Completed in November 2013, the multi-award winning Medmerry Managed Realignment Scheme, at Selsey in West Sussex, includes the largest realignment of open coast in the UK.
‘Managed realignment’ involves building new defences inland from the coast and allowing a new intertidal area to form seaward of the new defences. ‘Intertidal’ refers to the land that is exposed at low tide and covered by the sea at high tide.
The scheme, carried out on behalf of the Environment Agency, is a key element in a 15-year project to provide 7km of new sea defences to protect local communities in West Sussex, while at the same time creating a large nature reserve.

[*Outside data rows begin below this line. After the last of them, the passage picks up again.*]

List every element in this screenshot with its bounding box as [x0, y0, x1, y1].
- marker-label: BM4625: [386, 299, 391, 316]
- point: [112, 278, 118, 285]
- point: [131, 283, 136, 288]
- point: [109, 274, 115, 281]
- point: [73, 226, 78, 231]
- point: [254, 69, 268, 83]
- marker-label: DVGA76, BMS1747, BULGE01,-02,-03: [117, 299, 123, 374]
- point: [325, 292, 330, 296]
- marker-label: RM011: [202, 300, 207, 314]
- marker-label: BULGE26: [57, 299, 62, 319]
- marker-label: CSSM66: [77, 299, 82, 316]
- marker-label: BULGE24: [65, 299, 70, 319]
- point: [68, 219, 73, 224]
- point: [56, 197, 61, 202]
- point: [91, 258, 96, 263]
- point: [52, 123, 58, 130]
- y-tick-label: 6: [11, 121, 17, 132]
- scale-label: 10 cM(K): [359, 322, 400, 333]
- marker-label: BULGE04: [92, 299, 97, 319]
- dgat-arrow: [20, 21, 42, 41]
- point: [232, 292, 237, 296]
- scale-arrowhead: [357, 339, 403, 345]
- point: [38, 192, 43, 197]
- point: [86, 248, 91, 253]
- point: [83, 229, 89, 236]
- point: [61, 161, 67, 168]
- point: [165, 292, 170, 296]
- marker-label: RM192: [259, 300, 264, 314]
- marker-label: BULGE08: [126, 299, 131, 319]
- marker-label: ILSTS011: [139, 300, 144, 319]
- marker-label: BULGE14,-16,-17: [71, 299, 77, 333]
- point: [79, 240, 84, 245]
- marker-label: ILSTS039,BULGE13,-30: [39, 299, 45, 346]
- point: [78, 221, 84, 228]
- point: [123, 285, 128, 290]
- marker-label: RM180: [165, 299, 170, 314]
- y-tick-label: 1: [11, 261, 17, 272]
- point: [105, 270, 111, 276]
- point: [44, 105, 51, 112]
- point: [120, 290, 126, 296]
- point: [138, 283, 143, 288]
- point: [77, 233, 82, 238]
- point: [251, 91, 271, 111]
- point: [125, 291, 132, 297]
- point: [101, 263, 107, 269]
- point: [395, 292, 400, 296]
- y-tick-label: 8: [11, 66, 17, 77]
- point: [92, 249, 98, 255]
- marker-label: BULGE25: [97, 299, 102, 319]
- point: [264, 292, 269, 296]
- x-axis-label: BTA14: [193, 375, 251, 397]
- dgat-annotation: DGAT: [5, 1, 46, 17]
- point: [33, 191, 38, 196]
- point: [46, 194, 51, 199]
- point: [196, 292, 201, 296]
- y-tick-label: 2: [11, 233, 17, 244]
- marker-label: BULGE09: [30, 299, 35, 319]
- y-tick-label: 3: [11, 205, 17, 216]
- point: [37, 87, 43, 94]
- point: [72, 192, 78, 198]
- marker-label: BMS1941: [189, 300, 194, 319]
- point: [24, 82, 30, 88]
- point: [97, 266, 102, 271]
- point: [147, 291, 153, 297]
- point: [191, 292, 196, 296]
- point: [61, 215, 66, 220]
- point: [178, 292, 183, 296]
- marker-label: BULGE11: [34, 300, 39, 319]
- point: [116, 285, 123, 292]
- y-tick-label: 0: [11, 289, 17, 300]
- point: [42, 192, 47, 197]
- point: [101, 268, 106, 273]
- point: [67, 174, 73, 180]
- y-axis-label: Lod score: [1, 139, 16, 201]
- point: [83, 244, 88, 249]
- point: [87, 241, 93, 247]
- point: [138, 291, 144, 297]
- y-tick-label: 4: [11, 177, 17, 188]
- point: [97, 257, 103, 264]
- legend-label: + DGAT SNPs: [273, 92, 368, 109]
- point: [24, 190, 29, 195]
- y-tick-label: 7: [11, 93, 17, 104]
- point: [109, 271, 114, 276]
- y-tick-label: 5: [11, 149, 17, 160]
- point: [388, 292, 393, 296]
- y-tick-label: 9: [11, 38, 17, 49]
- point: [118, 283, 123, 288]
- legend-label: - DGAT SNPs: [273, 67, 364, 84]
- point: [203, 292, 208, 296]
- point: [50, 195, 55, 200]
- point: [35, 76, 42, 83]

Medmerry, which is located between Selsey and Bracklesham in West Sussex, is one of the stretches of coastline most at risk of flooding in southern England
Following extensive consultation on the 2008 Pagham to East Head Coastal Defence Strategy, the managed realignment scheme became the adopted solution for Medmerry, allowing a new 300 hectare intertidal area to form seaward of the new defences.

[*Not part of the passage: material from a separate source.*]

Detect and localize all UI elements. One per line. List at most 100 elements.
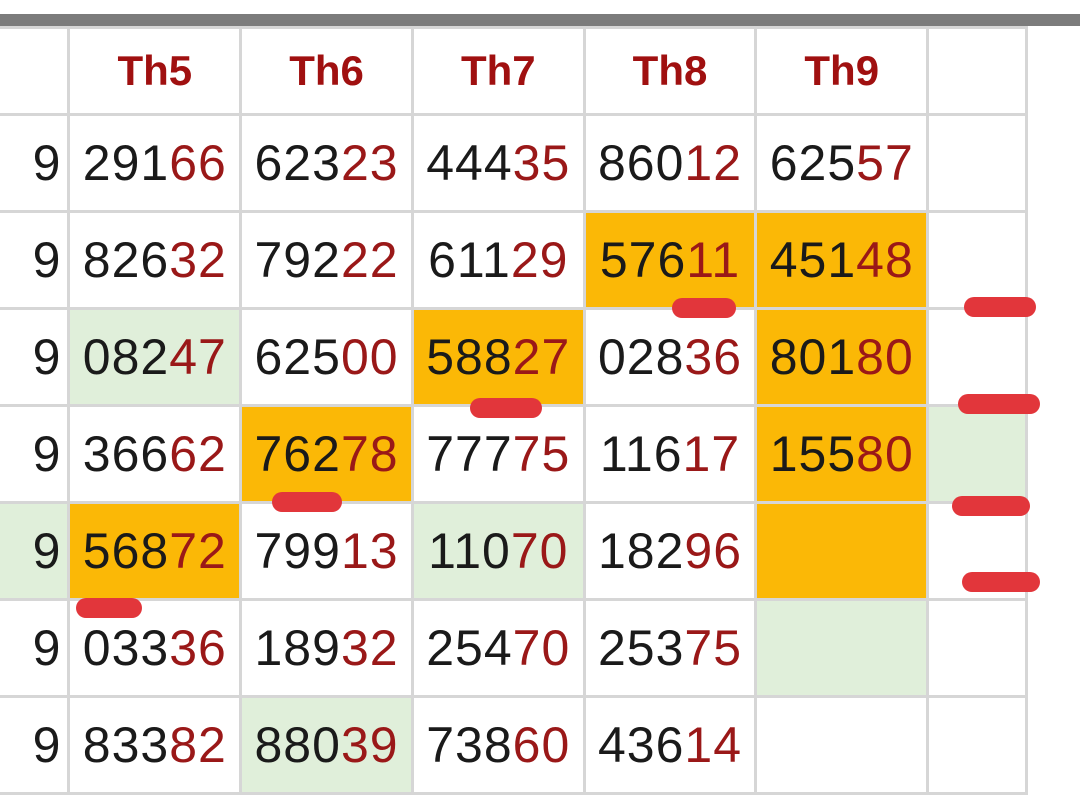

The new defences at Medmerry significantly reduce the flood risk to nearly 350 homes, local infrastructure and the main road into the village of Selsey. and are designed to provide protection against rising sea levels over the next 100 years.
The ground breaking project has also created more than 180 hectares of important new wildlife habitat to help compensate for the loss of similar conservation areas in and around the Solent. With the flood defences complete, 10km of new footpaths, cycleways and bridleways were also created across the site.
The 450,000 m3 of earth required for the new defences was dug from within the site which avoided more than 40,000 lorry movements on the local road network.
In addition, the 60,000 tonnes of rock used to build the structures at each end of the scheme were delivered by sea to further minimise impact on the local road network.
Throughout construction the project team took great care to protect the existing wildlife on the site and to record features of archaeological interest.
The final dramatic stages of the scheme were captured in a BBC South news report and by two time lapse cameras on the Environment Agency website. The time lapse cameras have captured the excavation of the breach area up to the back of the existing shingle bank.